B. La finalité démocratique imposant une accessibilité facilitée
La condition d’enregistrement doit être interprétée et appliquée par l’institution de manière à « assurer une accessibilité facile à l’ICE » par les citoyens. Cette approche favorise la participation à la vie démocratique de l’Union en évitant que des obstacles administratifs excessifs ne découragent les pétitionnaires nationaux. La valeur du mécanisme réside dans les « possibilités et les opportunités » de déclencher un débat politique au sein des institutions de l’Union européenne. En outre, même en cas de doute sérieux, l’enregistrement doit être privilégié pour permettre l’expression de la volonté populaire et la discussion démocratique. Cette protection de l’accès au dispositif justifie le recours à des techniques souples de traitement des demandes afin de ne pas les rejeter d’emblée.
L’exigence de faciliter l’accès au débat démocratique conduit la Cour à valider des méthodes d’enregistrement innovantes protégeant l’esprit initial de la proposition citoyenne.
II. La validation de la technique de l’enregistrement partiel de l’initiative
A. La faculté de qualification de l’objet de la proposition
La Cour admet que l’institution puisse procéder à un « cadrage » ou à une « qualification » de la proposition pour assurer sa légalité matérielle. L’enregistrement peut être limité aux éléments de la demande qui tendent au renforcement de la cohésion économique, sociale et territoriale de l’Union européenne. Cette faculté permet d’éviter le rejet total d’une initiative dont certains aspects secondaires pourraient excéder les compétences d’attribution prévues par les traités fondateurs. Néanmoins, le juge pose pour condition que cette opération de qualification ne puisse en aucun cas aboutir à une « dénaturation » du contenu initial. La précision de l’objet juridique lors de l’acte d’enregistrement sécurise la suite de la procédure sans trahir l’intention politique des organisateurs de l’initiative.

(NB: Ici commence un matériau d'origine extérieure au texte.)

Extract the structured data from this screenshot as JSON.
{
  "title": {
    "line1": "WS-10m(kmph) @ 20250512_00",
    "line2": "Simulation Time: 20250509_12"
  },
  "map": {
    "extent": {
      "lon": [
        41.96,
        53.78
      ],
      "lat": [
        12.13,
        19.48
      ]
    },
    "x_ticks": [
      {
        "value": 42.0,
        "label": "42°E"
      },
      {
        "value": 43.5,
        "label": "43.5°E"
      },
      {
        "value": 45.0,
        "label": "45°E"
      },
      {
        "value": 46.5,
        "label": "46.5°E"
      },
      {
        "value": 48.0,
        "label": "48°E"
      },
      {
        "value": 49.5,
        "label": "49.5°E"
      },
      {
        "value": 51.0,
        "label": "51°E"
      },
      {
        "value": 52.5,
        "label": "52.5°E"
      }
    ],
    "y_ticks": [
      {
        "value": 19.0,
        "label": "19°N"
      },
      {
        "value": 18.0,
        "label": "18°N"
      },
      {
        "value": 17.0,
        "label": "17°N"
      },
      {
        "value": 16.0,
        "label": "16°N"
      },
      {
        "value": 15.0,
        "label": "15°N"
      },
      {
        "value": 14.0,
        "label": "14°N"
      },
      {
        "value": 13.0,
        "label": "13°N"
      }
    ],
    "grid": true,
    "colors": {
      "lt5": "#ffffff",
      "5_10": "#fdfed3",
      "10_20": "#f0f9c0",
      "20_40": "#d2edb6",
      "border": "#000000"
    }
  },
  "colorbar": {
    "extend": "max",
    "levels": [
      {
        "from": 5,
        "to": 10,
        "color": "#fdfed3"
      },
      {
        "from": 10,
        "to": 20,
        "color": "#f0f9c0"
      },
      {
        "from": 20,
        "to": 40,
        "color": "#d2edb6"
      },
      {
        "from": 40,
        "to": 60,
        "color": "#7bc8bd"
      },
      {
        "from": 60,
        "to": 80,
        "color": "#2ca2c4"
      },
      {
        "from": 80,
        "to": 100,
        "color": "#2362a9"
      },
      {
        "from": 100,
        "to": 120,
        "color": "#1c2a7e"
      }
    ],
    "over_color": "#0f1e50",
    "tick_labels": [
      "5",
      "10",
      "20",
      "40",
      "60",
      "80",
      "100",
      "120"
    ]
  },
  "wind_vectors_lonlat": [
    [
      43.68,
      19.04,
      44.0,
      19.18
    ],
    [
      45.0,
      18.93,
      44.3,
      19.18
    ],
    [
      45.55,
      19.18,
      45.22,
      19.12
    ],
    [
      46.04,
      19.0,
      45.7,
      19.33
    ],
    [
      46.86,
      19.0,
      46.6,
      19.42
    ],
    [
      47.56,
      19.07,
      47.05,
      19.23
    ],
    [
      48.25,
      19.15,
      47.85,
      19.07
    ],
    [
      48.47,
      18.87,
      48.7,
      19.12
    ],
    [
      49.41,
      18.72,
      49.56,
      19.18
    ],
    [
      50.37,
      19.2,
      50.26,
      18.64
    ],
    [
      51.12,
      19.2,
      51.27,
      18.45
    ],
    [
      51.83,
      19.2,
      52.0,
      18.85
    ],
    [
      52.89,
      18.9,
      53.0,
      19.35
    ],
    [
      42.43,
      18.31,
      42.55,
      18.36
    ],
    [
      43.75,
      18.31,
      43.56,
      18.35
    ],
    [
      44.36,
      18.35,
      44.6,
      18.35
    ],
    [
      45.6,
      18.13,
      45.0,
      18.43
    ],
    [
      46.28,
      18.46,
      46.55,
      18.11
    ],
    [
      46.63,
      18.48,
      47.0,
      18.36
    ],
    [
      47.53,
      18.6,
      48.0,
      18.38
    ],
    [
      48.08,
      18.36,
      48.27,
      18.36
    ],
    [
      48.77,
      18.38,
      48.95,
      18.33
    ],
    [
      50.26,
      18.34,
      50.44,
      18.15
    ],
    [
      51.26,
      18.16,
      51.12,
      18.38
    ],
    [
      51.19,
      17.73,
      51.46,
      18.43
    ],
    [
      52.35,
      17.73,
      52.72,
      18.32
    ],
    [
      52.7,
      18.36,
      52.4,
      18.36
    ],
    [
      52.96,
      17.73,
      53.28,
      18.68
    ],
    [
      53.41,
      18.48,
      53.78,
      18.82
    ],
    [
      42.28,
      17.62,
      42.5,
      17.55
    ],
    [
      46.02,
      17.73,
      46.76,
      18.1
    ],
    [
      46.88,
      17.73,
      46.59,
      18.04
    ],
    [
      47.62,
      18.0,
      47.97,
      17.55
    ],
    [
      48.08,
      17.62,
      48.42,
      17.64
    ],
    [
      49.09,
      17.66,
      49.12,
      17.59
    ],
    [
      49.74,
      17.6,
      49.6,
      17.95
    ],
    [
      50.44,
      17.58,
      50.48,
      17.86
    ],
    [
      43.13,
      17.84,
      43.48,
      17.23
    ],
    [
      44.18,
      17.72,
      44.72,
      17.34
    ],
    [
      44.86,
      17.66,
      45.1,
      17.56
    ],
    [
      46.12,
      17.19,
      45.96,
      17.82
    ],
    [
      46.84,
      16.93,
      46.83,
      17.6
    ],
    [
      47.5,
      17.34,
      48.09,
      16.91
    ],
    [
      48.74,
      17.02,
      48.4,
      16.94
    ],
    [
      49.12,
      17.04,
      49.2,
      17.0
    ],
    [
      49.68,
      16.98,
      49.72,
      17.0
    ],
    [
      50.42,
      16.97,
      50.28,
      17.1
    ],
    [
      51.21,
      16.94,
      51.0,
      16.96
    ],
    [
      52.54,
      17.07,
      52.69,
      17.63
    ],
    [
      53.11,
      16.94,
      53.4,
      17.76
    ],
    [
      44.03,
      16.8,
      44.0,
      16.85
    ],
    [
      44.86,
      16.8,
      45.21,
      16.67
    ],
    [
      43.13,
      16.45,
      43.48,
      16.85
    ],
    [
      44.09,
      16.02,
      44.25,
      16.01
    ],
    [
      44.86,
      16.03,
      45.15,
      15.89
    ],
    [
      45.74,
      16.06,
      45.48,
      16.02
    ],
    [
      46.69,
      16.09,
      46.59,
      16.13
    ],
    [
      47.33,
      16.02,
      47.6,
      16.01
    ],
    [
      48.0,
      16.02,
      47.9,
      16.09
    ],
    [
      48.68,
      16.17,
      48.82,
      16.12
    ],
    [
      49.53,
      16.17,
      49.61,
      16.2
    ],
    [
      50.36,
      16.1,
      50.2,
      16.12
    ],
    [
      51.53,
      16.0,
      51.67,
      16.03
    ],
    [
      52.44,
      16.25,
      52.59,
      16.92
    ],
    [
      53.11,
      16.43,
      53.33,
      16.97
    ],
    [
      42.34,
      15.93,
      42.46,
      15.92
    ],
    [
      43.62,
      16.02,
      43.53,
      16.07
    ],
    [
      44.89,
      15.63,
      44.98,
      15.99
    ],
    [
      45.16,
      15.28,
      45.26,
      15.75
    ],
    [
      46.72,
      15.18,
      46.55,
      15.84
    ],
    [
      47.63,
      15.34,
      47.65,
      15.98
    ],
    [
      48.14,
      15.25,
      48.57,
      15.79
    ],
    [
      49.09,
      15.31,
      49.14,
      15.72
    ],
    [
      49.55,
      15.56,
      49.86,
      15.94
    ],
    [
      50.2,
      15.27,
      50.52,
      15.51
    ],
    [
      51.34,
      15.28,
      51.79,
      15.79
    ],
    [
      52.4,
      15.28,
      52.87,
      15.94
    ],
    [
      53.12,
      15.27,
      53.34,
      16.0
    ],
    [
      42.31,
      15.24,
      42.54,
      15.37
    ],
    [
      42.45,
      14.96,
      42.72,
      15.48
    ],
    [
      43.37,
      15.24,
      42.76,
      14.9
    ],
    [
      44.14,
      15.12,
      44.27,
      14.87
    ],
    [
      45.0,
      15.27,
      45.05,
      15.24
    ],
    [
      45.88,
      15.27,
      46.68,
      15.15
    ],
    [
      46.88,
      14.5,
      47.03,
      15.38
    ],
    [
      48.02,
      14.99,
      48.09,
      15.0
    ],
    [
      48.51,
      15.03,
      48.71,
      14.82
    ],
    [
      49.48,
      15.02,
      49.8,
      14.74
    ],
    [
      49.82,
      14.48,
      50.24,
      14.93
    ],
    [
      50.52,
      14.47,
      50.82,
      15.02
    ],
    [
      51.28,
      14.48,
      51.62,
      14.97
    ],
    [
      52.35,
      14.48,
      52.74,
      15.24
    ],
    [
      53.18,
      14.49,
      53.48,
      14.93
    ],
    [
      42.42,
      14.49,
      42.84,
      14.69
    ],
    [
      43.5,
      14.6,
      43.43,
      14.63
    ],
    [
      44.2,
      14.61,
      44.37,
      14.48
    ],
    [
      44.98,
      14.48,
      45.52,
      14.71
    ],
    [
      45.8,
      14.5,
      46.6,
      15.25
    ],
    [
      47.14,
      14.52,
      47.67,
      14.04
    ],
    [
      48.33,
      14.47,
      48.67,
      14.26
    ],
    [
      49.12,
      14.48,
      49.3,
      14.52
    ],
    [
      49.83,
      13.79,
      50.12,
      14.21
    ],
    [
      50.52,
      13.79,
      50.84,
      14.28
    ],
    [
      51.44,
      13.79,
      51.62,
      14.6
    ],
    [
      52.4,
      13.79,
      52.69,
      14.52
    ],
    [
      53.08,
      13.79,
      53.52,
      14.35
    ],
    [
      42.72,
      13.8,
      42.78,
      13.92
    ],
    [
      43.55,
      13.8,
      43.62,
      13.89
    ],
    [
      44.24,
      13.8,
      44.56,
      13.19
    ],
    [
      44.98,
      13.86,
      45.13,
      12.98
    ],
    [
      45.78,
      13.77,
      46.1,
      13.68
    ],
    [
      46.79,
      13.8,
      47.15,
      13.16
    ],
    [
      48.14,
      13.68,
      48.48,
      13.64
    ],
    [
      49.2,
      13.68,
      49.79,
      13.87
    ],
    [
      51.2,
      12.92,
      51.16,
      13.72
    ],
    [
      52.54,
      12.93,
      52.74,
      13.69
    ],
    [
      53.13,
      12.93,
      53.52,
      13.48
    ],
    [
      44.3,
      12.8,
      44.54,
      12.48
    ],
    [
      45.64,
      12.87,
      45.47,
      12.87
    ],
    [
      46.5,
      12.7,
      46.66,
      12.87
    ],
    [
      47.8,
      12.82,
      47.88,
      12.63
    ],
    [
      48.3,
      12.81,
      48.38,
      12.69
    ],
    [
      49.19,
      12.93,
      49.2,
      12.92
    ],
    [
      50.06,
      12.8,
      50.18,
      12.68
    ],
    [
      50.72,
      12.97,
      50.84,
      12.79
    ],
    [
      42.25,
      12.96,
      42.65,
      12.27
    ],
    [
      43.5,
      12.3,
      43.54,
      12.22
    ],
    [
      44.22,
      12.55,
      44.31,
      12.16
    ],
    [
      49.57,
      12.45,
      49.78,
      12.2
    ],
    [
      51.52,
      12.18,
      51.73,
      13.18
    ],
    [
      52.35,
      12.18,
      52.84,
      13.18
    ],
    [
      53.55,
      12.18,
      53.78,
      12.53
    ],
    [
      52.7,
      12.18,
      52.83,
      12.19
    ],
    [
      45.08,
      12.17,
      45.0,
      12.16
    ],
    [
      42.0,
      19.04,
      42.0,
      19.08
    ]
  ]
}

B. La préservation de l’effet utile du mécanisme citoyen
Dénier la possibilité d’un enregistrement partiel obligerait l’institution à refuser des projets comportant une erreur minime quant à la portée de ses attributions. Une telle rigueur porterait manifestement atteinte à l’objectif de participation citoyenne en sanctionnant trop lourdement des pétitionnaires non spécialistes du droit de l’Union. La décision confirme que l’enregistrement qualifié permet de « préserver l’effet utile de l’objectif poursuivi » par la réglementation relative à l’expression citoyenne directe. Par conséquent, cette solution concilie le respect strict des compétences de l’Union avec la nécessité d’ouvrir l’espace politique aux préoccupations des peuples. La jurisprudence renforce la sécurité juridique tout en consolidant les fondements de la citoyenneté européenne par une protection accrue du droit d’initiative populaire.